Management of Ankyloglossia and Breastfeeding Difficulties in the Newborn: Breastfeeding Sessions, Myofunctional Therapy, and Frenotomy

1Service of Oral and Maxillofacial Surgery, Hospital de Nens de Barcelona, Barcelona, Spain
2Service of Pediatric Dentistry, Hospital de Nens de Barcelona, Barcelona, Spain
3Department of Oral and Maxillofacial Surgery, Faculty of Dentistry, Universitat Internacional de Catalunya, Barcelona, Spain
4Service of Speech and Orofacial Myofunctional Therapy, Hospital de Nens de Barcelona, Barcelona, Spain
5Service of Pediatrics and Service of Human Lactation, Hospital de Nens de Barcelona, Barcelona, Spain
6Department of Oral and Maxillofacial Medicine and Oral Public Health, Faculty of Dentistry, Universitat Internacional de Catalunya, Barcelona, Spain

Received 21 June 2016; Accepted 8 August 2016

Academic Editor: Isolina Riaño Galán

Copyright © 2016 Elvira Ferrés-Amat et al.
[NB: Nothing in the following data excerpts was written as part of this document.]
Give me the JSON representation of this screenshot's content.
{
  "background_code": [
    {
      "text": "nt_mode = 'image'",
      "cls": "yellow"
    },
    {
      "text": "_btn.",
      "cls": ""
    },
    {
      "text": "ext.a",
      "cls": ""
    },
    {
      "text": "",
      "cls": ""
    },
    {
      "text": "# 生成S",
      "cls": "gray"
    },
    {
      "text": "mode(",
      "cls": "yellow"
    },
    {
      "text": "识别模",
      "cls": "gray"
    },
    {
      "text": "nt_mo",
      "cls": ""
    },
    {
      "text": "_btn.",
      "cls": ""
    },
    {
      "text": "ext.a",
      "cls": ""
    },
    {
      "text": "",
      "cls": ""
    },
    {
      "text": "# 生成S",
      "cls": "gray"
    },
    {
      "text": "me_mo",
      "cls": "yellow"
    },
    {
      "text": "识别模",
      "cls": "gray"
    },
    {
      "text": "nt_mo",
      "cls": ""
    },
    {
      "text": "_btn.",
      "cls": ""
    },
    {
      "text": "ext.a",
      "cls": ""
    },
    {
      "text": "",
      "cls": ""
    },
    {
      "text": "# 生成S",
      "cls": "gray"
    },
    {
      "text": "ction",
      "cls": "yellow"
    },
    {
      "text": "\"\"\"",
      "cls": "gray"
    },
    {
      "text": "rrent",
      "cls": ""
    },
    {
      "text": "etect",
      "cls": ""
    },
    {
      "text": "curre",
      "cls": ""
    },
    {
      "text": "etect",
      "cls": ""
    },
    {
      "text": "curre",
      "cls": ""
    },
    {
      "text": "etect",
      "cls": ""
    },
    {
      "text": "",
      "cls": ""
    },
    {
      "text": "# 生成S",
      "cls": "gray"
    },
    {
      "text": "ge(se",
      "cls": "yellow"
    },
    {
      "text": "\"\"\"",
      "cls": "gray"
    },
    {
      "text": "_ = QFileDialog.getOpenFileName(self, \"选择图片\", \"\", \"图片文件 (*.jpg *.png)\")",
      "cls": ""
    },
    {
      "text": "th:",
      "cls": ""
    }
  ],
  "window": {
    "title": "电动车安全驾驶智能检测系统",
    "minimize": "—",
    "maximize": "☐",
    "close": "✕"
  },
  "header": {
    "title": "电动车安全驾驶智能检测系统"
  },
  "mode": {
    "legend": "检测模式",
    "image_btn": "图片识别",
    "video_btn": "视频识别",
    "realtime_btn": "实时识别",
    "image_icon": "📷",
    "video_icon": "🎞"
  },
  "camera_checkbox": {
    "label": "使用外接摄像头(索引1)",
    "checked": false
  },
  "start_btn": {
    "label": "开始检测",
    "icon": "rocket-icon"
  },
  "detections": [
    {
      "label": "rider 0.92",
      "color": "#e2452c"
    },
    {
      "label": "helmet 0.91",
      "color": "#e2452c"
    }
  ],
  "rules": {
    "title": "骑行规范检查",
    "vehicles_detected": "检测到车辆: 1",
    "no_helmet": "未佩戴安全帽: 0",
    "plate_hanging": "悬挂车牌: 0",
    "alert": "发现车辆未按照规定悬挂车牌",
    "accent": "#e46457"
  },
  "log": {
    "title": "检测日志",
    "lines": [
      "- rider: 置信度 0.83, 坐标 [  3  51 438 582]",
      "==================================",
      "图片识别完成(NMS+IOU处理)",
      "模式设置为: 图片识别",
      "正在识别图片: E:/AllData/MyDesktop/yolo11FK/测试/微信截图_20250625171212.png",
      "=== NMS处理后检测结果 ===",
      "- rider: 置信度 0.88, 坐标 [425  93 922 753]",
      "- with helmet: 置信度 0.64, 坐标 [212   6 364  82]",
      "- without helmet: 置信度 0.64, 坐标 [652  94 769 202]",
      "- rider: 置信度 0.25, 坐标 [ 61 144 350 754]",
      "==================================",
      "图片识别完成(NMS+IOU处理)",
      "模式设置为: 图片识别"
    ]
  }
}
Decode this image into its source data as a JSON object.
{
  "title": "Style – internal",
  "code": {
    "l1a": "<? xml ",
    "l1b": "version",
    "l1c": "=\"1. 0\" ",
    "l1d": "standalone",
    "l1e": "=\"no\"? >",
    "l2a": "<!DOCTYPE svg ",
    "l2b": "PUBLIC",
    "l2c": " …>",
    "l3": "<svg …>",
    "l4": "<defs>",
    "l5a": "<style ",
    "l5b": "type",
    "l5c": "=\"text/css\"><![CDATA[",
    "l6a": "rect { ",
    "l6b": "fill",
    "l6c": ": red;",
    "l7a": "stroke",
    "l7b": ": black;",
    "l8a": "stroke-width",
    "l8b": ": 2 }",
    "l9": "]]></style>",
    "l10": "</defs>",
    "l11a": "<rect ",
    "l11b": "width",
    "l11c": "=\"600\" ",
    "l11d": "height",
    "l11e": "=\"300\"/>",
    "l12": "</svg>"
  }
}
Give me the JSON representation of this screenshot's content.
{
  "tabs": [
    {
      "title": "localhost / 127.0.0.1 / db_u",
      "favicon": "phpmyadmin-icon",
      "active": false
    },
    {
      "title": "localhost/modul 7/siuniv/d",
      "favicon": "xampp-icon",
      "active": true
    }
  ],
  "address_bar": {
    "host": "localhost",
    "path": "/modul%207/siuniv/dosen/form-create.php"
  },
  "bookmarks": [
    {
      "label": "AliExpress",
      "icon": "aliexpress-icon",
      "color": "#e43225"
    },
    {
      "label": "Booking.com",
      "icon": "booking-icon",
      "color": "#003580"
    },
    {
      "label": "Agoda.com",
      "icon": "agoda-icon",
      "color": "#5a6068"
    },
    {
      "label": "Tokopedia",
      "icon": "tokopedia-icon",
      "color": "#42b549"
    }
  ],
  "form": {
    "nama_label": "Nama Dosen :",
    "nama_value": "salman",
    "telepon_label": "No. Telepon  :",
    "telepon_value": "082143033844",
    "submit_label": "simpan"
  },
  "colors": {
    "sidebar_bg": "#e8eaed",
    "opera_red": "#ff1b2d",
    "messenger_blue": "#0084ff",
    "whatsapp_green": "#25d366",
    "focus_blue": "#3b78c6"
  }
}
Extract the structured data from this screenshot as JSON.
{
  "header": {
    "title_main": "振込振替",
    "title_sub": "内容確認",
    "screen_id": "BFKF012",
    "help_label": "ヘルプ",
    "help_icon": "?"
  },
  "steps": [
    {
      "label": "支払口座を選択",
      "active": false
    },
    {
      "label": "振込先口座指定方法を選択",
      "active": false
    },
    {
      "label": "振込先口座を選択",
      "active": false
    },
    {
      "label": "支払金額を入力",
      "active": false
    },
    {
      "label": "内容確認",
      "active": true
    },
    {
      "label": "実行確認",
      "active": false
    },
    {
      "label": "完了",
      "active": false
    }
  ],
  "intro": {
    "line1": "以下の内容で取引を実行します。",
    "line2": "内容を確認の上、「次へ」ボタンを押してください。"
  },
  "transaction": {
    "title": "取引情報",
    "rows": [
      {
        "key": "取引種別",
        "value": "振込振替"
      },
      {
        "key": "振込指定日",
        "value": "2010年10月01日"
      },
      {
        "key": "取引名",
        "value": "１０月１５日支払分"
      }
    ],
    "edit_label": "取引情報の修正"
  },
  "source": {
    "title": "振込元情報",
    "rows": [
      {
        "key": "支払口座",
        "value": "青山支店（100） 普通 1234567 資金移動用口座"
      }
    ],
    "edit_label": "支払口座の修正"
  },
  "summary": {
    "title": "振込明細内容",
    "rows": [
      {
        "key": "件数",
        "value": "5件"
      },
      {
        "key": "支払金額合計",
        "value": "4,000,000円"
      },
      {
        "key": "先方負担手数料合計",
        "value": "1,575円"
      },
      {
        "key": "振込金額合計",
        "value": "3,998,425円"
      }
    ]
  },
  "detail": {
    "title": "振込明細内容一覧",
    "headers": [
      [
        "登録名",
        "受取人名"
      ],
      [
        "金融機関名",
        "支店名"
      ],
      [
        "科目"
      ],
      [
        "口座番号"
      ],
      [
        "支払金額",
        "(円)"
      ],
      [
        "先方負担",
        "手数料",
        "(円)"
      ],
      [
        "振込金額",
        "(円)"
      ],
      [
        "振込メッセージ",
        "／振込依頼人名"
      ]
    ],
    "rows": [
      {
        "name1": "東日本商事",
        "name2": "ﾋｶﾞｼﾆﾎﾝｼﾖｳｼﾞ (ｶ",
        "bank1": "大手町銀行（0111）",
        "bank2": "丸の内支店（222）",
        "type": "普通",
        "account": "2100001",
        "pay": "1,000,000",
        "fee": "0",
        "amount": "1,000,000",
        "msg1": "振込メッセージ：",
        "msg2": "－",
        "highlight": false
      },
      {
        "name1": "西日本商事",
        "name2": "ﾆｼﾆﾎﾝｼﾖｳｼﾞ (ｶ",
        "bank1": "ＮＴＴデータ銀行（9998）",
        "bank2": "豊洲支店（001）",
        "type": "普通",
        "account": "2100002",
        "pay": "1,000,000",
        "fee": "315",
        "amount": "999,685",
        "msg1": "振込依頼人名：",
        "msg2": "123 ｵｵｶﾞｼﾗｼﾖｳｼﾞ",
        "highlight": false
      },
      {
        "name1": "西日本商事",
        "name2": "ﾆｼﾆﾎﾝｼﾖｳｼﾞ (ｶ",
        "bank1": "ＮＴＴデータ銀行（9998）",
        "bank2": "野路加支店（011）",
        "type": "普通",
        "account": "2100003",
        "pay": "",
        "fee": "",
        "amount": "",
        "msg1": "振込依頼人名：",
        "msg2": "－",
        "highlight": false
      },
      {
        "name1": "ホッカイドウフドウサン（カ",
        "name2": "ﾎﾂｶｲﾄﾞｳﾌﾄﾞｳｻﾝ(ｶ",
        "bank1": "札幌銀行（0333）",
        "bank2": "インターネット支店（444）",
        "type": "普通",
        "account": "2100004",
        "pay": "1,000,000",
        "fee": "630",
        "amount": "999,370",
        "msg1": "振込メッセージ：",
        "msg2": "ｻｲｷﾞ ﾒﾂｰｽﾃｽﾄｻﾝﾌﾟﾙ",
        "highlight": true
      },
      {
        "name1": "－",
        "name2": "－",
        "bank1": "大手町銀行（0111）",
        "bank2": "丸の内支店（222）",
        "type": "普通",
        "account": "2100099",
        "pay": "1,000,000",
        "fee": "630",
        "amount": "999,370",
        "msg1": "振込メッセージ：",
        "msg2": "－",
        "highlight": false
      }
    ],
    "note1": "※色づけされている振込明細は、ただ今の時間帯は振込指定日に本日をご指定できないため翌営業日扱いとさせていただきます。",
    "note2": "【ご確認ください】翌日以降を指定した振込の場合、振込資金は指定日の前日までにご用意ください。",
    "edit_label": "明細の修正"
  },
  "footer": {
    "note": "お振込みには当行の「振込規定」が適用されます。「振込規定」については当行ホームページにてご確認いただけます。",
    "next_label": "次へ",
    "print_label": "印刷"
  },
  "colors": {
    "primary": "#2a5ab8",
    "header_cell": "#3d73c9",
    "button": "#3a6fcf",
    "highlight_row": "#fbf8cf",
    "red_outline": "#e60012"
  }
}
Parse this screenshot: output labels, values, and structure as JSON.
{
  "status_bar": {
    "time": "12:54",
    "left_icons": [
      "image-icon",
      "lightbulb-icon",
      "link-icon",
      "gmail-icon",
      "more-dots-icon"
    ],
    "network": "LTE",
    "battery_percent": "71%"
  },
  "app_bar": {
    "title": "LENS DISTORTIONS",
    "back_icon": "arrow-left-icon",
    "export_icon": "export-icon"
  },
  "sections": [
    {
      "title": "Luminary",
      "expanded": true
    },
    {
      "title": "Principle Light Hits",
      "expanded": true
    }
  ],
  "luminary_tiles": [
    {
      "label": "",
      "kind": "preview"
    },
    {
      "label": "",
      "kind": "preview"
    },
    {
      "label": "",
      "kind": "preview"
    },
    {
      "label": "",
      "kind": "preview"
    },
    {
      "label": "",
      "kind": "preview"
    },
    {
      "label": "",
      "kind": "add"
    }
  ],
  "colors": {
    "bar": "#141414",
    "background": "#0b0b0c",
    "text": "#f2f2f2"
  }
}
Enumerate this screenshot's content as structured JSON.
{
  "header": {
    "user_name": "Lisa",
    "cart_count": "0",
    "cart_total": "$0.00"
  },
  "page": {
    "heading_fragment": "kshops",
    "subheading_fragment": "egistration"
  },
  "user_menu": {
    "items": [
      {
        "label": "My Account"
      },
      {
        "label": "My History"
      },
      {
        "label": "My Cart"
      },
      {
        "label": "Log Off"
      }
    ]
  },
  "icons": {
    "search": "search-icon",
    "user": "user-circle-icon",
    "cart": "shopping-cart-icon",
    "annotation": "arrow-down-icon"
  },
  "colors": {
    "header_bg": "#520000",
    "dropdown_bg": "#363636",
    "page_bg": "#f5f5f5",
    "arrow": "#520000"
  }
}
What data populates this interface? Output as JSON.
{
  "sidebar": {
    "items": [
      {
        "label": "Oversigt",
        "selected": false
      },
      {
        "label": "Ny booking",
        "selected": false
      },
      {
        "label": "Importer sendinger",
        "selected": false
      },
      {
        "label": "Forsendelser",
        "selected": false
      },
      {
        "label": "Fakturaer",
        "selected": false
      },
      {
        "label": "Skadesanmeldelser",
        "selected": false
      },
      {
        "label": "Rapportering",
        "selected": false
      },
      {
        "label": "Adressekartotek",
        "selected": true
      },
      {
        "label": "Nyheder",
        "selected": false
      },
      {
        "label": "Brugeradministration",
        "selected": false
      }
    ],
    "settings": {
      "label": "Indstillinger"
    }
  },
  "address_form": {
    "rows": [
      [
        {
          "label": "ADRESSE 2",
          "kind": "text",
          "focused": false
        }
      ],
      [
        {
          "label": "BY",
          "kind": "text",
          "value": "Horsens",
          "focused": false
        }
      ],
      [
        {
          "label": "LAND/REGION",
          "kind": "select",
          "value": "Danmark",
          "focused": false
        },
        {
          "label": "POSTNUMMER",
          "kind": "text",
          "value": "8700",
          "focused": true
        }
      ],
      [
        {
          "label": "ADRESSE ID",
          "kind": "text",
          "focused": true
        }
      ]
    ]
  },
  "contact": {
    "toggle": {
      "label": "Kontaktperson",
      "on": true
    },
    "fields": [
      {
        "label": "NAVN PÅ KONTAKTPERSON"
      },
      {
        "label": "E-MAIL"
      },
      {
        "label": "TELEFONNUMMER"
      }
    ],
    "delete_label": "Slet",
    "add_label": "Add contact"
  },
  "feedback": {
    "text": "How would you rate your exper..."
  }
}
This is an open access article distributed under the Creative Commons Attribution License, which permits unrestricted use, distribution, and reproduction in any medium, provided the original work is properly cited.

Abstract

The problems of suction in newborns give rise to multiple consequences for both the mother and the newborn. The objective of this paper is to present a case of ankyloglossia (“tongue-tie”) and the suction problems that were treated by a multidisciplinary team. The subject is a 17-day-old male patient, with ankyloglossia and suction problems during breastfeeding (pain in the breastfeeding mother, poor weight gain, and long breastfeeds). The patient followed the circuit established in our centre between the services of Oral and Maxillofacial Surgery and Breastfeeding and Speech Therapy and Orofacial Rehabilitation (CELERE). The evolution following the breastfeeding sessions, the myofunctional stimulation, and the lingual frenotomy was very favourable, thereby solving the suction problems that the newborn presented. All our patients receive breastfeeding sessions and myofunctional therapy as treatment. We know that a frenotomy is not always necessary and we believe that the stimulation of sucking before and after the surgical intervention is important in order to improve the final result.